Immigration plays an important role in modifying the demographic character of Canada and of its official language communities and is thus critical to the promotion of their vitality. Governments must clearly recognize this relationship and adopt immigration measures that are consistent with the commitment to support the vitality of the official language communities. A framework or set of guidelines should be developed that describes the elements that contribute to community vitality and suggests initiatives that reinforce this objective.

As well, in recognition of our linguistic duality, modifications to the existing point structure for immigrant admission should place significant value on the ability to speak an official language and strongly support knowledge of both official languages.

Federal-provincial agreements in the area of immigration, as shown in the case of the Canada-Quebec Immigration Accord, can have a profound impact on the selection and recruitment of immigrants.
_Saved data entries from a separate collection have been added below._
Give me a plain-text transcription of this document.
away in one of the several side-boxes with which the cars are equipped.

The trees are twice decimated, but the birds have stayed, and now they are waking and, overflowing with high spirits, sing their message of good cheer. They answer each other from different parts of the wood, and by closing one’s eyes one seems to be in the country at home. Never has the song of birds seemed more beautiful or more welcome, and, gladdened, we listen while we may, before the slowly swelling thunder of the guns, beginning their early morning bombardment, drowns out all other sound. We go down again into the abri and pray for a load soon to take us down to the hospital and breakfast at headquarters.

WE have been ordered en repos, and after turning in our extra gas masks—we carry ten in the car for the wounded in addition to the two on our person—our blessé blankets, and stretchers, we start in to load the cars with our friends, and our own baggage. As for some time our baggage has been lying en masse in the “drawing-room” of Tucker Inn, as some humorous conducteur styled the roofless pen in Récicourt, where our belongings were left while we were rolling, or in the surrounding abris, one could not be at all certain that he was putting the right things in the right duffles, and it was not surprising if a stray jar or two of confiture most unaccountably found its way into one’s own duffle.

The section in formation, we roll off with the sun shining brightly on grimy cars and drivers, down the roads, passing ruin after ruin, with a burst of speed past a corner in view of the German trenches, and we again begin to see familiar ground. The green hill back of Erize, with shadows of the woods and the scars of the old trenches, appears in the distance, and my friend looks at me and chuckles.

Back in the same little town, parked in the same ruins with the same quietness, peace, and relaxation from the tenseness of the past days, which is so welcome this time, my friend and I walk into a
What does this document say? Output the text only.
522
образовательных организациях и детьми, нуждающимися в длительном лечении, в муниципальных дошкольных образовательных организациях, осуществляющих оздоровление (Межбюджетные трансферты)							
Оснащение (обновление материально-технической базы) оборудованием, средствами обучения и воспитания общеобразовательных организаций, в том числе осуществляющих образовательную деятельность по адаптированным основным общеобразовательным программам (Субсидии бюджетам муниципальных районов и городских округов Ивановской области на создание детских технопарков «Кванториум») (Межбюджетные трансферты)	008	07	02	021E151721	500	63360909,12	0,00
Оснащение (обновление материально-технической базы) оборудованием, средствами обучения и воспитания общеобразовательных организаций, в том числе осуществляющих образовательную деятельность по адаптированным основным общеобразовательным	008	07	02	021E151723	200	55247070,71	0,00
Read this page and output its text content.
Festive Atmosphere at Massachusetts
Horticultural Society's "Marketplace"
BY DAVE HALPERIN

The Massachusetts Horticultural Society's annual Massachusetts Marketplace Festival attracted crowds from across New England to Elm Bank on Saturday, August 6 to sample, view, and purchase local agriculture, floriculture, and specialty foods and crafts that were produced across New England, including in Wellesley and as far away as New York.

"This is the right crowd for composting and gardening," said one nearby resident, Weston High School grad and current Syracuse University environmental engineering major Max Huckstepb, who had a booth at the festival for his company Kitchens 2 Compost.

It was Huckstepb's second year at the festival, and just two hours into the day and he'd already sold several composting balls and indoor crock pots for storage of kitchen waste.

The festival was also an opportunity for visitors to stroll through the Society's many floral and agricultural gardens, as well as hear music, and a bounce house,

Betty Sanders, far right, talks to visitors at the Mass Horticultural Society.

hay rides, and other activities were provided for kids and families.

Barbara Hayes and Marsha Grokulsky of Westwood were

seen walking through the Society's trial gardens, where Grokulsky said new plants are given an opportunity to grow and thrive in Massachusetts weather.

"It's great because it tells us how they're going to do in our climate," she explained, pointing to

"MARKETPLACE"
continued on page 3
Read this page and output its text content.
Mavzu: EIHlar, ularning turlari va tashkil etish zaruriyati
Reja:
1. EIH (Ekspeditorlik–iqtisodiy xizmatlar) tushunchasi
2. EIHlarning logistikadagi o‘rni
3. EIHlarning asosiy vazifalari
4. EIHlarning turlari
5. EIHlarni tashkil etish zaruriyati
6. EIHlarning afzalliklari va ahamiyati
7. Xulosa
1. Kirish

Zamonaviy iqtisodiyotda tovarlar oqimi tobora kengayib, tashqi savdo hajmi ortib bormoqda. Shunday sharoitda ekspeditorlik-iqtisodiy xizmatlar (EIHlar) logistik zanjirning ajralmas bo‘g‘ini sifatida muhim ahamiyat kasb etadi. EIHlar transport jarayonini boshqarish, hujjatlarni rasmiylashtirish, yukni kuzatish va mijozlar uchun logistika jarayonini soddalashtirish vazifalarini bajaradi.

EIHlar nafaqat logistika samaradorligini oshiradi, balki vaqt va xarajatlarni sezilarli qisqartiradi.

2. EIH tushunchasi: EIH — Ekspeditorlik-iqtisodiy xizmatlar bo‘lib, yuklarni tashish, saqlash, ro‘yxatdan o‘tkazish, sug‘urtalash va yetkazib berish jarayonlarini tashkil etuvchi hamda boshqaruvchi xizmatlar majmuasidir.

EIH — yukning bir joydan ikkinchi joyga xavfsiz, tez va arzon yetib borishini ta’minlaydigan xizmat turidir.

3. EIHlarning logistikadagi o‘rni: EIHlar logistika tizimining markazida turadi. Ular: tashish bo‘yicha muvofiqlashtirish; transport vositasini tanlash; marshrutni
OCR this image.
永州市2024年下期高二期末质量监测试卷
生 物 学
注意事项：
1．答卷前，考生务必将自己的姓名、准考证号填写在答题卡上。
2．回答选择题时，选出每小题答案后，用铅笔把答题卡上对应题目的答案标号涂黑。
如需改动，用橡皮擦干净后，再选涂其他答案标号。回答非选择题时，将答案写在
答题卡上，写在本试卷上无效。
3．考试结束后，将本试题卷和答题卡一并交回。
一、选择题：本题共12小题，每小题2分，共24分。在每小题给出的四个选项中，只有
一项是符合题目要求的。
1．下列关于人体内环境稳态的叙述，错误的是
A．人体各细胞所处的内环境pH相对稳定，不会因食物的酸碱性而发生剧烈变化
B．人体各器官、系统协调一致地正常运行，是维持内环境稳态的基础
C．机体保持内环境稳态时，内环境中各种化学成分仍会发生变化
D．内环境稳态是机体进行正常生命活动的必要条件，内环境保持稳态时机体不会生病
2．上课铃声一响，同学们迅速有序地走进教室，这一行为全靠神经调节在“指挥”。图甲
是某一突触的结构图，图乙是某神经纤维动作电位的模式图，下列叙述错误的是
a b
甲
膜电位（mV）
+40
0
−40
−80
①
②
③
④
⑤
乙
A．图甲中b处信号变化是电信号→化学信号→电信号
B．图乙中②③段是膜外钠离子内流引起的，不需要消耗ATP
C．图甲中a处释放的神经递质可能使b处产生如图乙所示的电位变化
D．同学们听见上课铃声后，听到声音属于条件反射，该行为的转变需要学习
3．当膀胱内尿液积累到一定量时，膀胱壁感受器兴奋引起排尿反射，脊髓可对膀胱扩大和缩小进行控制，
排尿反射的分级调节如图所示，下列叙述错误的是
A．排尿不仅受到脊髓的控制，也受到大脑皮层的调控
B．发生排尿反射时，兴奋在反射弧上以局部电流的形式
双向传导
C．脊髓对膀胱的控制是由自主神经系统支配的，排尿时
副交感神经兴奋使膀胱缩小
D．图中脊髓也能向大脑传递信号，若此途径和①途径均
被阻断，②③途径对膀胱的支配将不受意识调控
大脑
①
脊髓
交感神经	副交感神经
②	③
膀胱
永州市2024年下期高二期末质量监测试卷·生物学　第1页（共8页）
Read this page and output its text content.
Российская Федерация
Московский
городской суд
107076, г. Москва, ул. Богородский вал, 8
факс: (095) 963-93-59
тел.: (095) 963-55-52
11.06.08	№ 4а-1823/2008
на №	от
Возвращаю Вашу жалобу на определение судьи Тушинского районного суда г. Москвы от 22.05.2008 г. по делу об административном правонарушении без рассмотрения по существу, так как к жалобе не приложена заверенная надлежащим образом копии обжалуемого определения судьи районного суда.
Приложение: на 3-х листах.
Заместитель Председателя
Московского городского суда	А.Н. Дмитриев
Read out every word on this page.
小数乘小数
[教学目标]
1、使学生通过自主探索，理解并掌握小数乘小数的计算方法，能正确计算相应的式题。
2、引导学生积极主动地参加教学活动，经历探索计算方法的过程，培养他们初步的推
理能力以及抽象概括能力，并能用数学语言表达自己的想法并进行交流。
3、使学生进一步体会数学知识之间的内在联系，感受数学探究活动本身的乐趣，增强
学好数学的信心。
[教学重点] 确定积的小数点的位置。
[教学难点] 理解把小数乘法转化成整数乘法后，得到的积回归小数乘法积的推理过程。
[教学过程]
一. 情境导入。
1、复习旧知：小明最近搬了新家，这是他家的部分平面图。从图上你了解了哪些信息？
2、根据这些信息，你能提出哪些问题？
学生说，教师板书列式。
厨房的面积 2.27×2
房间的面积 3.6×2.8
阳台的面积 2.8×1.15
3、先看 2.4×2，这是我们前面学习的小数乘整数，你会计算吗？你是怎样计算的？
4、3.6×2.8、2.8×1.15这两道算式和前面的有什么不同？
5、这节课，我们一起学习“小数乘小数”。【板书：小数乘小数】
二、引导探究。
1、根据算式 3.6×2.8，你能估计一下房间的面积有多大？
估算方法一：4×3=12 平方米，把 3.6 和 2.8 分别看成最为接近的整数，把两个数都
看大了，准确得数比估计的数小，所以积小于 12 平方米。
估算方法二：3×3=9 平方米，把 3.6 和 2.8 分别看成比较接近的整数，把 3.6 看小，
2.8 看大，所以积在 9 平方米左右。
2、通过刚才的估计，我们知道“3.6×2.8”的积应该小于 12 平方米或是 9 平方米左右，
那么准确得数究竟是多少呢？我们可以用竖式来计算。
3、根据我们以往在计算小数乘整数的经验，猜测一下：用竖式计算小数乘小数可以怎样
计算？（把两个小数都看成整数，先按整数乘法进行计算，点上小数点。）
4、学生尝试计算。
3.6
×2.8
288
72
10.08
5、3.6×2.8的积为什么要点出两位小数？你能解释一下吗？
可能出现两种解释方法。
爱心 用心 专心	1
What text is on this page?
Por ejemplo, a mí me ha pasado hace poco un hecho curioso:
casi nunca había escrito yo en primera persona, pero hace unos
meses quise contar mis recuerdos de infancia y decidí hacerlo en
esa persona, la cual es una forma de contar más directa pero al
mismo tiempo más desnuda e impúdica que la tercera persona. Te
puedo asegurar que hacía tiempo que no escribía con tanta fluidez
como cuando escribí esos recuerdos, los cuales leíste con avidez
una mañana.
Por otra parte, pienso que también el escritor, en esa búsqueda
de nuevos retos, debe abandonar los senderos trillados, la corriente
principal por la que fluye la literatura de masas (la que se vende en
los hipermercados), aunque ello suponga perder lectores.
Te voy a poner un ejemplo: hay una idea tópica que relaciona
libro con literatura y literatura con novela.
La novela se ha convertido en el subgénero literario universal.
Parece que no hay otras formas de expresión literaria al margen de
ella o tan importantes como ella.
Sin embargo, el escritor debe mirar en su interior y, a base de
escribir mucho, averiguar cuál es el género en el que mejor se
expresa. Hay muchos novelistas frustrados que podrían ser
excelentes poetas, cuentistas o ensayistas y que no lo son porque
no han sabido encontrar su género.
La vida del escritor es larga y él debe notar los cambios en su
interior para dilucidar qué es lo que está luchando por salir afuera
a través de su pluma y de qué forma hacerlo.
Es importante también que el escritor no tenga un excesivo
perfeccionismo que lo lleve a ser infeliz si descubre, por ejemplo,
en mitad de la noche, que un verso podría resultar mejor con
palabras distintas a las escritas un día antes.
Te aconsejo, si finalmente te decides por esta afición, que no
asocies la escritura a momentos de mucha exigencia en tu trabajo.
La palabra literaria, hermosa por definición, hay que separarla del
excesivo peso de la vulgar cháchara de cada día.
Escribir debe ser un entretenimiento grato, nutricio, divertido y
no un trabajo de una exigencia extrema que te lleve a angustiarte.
It is therefore vital that the provincial authorities be sensitive to those official language minority communities that wish to attract immigrants in support of community vitality. Such agreements should not therefore exempt either the federal or provincial authorities from the federal government’s commitments to official language communities. CIC should work closely with those provincial governments that recently signed immigration agreements to ensure that the needs of official language communities are satisfied in this domain.

And, given the importance of CIC action plans relative to Part VII of the OLA for official language communities, they should be strengthened with a set of well-targeted measures; they should respond to proposals made by the communities and, where possible, be developed in conjunction with the minority communities.

Information is vital not only for the recruitment of immigrants but also for their successful settlement and integration, and there needs to be a review of some of the documentation that is distributed overseas. More emphasis is needed on the commitment to linguistic duality and the contribution and presence of official language minority communities. Greater harmonization in the information sent to potential immigrants by federal and Quebec authorities is a goal that should be pursued by the representatives of the departments concerned.